The theatre department this past week performed SVSU’s first play to exclusively feature female performers.
Set in Sweetwater, Texas, during World War II, “Decision Height” is a production highlighting the women who left their homes and families to take part in beating the Axis powers in the war while defying the gender roles of their time.
In addition to being the first all-female cast to perform on the stage of the Malcolm Field Theatre, it is one of few productions to represent factual events and real women in history.
The main women represented in this show, the WASPs (Women Airforce Service Pilots), are women who were not given proper recognition for their contributions to the war, and by bringing the story to life on the Malcolm Field Theatre stage, more are able to know of their story.
Third-year theatre and political science major Brianne Dolney, who played Virginia Hascal in the show, stressed the cultural and societal impact of such a performance.
“It is immensely important that people see this play, because these women deserve the recognition that they never got,” Dolney said. “The courage of these women must be acknowledged. They were discouraged and put down, and yet they put their lives on hold to be a part of the war effort in any way they could.

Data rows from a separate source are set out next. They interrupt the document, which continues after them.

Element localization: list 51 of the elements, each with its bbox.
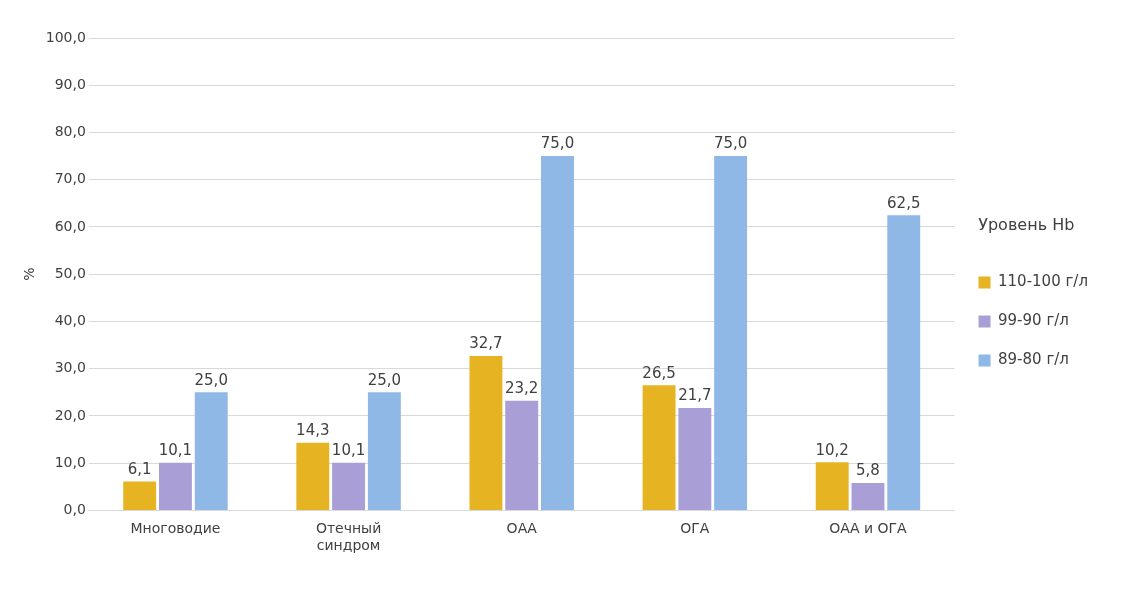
bar <box>367 392 401 510</box>
y-tick-label: 40,0 <box>54 312 86 329</box>
y-tick-label: 50,0 <box>54 264 86 281</box>
bar <box>541 156 574 510</box>
data-label: 62,5 <box>887 193 921 212</box>
data-label: 21,7 <box>678 386 712 405</box>
data-label: 10,1 <box>331 441 366 460</box>
data-label: 6,1 <box>127 459 152 478</box>
y-tick-label: 10,0 <box>54 453 86 470</box>
bar <box>332 462 366 510</box>
data-label: 5,8 <box>856 461 880 480</box>
legend-title: Уровень Hb <box>978 215 1075 235</box>
data-label: 75,0 <box>713 134 748 153</box>
bar <box>505 400 539 510</box>
bar <box>851 483 885 510</box>
legend-label: 110-100 г/л <box>998 272 1089 291</box>
bar <box>714 156 748 510</box>
bar <box>123 481 157 510</box>
y-tick-label: 90,0 <box>54 75 86 92</box>
y-tick-label: 30,0 <box>54 359 86 376</box>
y-tick-label: 0,0 <box>63 501 86 518</box>
x-tick-label: ОГА <box>680 520 710 537</box>
y-tick-label: 60,0 <box>54 217 86 234</box>
data-label: 14,3 <box>296 421 330 440</box>
data-label: 32,7 <box>469 334 503 353</box>
data-label: 75,0 <box>540 134 575 153</box>
data-label: 25,0 <box>194 370 228 389</box>
bar <box>642 385 676 510</box>
x-tick-label: Многоводие <box>130 520 221 537</box>
y-tick-label: 80,0 <box>54 123 86 140</box>
data-label: 26,5 <box>642 363 676 382</box>
y-tick-label: 70,0 <box>54 170 86 187</box>
bar <box>887 215 921 510</box>
x-tick-label: ОАА и ОГА <box>829 520 908 537</box>
bar <box>194 392 228 510</box>
data-label: 10,2 <box>815 440 849 459</box>
y-axis-title: % <box>21 267 38 281</box>
y-tick-label: 20,0 <box>54 406 86 423</box>
bar <box>296 442 330 510</box>
bar <box>158 462 192 510</box>
data-label: 10,1 <box>158 441 193 460</box>
x-tick-label: Отечный синдром <box>315 520 382 554</box>
data-label: 25,0 <box>367 370 402 389</box>
bar <box>469 355 503 510</box>
data-label: 23,2 <box>505 379 539 398</box>
x-tick-label: ОАА <box>506 520 538 537</box>
legend-label: 99-90 г/л <box>998 311 1069 330</box>
bar <box>815 462 849 510</box>
bar <box>678 407 712 510</box>
legend-label: 89-80 г/л <box>998 350 1069 369</box>
y-tick-label: 100,0 <box>45 28 86 45</box>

They are heroes.”
Aside from having less time than usual to rehearse the play, demanding technical elements and other factors, the cast and director, theatre professor Ric Roberts, were still able to pull off a seemingly flawless show.

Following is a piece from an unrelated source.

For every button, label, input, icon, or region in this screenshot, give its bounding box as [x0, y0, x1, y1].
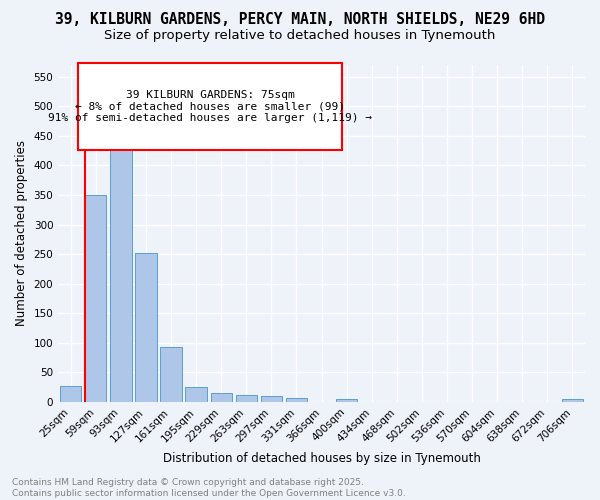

“There is nothing easy about the process, but the fun is watching the actresses mature into their characters over a five-week period,” Roberts said. “They have continued to exceed my expectations on stage; we have some seriously fine actresses on the campus at SVSU.”
For some, the roles of the characters hit closer to home than expected, allowing the actresses to grow in a way that they did not realize they would.
This was the case for theatre, communications and elementary education major Aubree Harrell, who played Edie Harknell.
“Edie and I have a lot of similarities,” Harrell said. “My character grew up very close with her brother and idolizes him throughout the show. I grew up very close to my two brothers, (one of which is in the military) … This makes scenes where I talk about him being in the military that much easier to tap into my emotions.”
The actresses were able to identify their own thoughts and beliefs within their characters as well.
“(Virginia) believes that her being a woman doesn’t hinder her ability to make an impact, and I love that about her,” Dolney said. “I’m a passionate feminist, and Amelia Earhart has been a hero of mine for many years, so being able to represent one of these brave women pilots has been a dream come true.”
“Decision Height” is a production filled with empowerment, visibility and truth. While the overall content represents events that happened, the element of comedy keeps a lighter mood while displaying a factual, more serious event.
The women represented in this play are important figures in history that are getting the exposure and recognition that they deserve.